In resolving the interested party challenge, GAO noted the Small Business Administration’s (SBA) general rule that size for a contract is determined at the time of offer for the contract. For multiple award contracts (MACs), contracting officers may request size recertifications in connection with orders or BPAs. However, when an order or BPA is set aside under a full and open MAC, size must be determined at the time of offer for the order or BPA, but the FSS is exempt from this provision. SBA’s rules further provide that if there is an acquisition or merger, the contractor must recertify its size status within 30 days, and if the firm is other than small the agency cannot count future dollars awarded to the concern towards its small business goals. In addition, SBA’s rules at the time the RFQ was issued provided that If the merger or acquisition occurred within 180 days of the offer but prior to award, the firm was not eligible for award of the “contract.”
The procuring agency argued that because the acquisition occurred within 180 days of the offer or quote for the BPA, the protester was required to recertify and was ineligible for award. The protester contended that the requirement to recertify after offer but prior to award applied to contracts, not orders or BPAs under those contracts.
GAO agreed with the protester. SBA’s rules expressly exempt the FSS from the requirement to recertify size in connection with a set-aside order or BPA. In addition, SBA Office of Hearings and Appeals (OHA) caselaw indicated that a merger or acquisition triggering recertification at the FSS contract level did not trigger a requirement for recertification for pending orders or BPAs, when the solicitation for the order or BPA did not request size recertification.

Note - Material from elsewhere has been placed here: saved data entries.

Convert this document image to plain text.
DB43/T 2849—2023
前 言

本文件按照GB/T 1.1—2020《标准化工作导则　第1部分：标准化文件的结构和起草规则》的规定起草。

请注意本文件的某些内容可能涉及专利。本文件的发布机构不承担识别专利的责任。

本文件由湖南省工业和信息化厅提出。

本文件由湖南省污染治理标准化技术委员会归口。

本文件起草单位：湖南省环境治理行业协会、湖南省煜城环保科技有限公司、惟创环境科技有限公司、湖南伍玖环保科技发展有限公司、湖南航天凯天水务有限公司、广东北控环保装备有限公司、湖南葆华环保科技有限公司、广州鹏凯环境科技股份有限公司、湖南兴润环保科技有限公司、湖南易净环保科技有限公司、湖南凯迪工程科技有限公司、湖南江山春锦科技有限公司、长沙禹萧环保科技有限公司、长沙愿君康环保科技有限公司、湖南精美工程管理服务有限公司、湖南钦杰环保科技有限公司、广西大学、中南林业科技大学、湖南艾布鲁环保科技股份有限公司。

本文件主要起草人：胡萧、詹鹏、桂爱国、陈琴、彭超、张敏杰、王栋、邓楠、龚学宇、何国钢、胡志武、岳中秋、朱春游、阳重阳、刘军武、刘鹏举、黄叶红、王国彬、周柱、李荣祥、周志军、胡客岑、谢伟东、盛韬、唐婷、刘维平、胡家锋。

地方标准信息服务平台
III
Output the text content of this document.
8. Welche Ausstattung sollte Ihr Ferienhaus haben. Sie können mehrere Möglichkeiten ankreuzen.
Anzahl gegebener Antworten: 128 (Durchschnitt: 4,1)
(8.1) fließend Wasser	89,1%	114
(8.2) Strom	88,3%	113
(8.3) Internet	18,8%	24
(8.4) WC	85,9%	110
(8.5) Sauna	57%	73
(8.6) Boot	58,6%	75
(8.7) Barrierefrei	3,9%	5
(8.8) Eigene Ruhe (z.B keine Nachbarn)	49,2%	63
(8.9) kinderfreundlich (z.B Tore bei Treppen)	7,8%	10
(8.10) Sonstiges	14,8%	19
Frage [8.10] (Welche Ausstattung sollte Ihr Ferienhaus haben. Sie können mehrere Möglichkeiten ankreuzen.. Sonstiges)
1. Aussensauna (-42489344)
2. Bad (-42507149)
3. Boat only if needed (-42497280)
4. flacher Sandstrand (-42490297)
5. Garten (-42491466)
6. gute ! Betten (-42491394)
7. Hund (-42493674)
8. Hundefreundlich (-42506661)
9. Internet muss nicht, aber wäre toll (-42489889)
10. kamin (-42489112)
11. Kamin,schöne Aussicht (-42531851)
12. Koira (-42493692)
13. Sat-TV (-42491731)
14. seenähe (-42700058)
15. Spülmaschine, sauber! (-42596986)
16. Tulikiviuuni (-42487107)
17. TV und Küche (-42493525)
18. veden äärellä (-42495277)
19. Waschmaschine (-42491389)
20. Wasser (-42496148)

Epilogue: In the GAO protest, SBA sided with the procuring agency and argued that the recertification requirement applied, and the protester was ineligible for award. On April 27, 2023, SBA issued a final rule effective May 30, 2023, to include the terms “order” and “agreement” in its rule providing that a firm is not eligible for award if a merger or acquisition occurs within 180 days of offer but prior to award. The change was not discussed in the preamble to the proposed or final rule. While this rule concerning eligibility for award will apply to set-aside orders under non-FSS full and open MACs, It does not appear that an unsuccessful offeror could file a timely size protest on this issue in connection with an FSS order or BPA where the contracting officer did not request size recertifications with the offer or quote. However, SBA or a contracting officer may file a size protest at any time, so OHA may ultimately have to address the issue.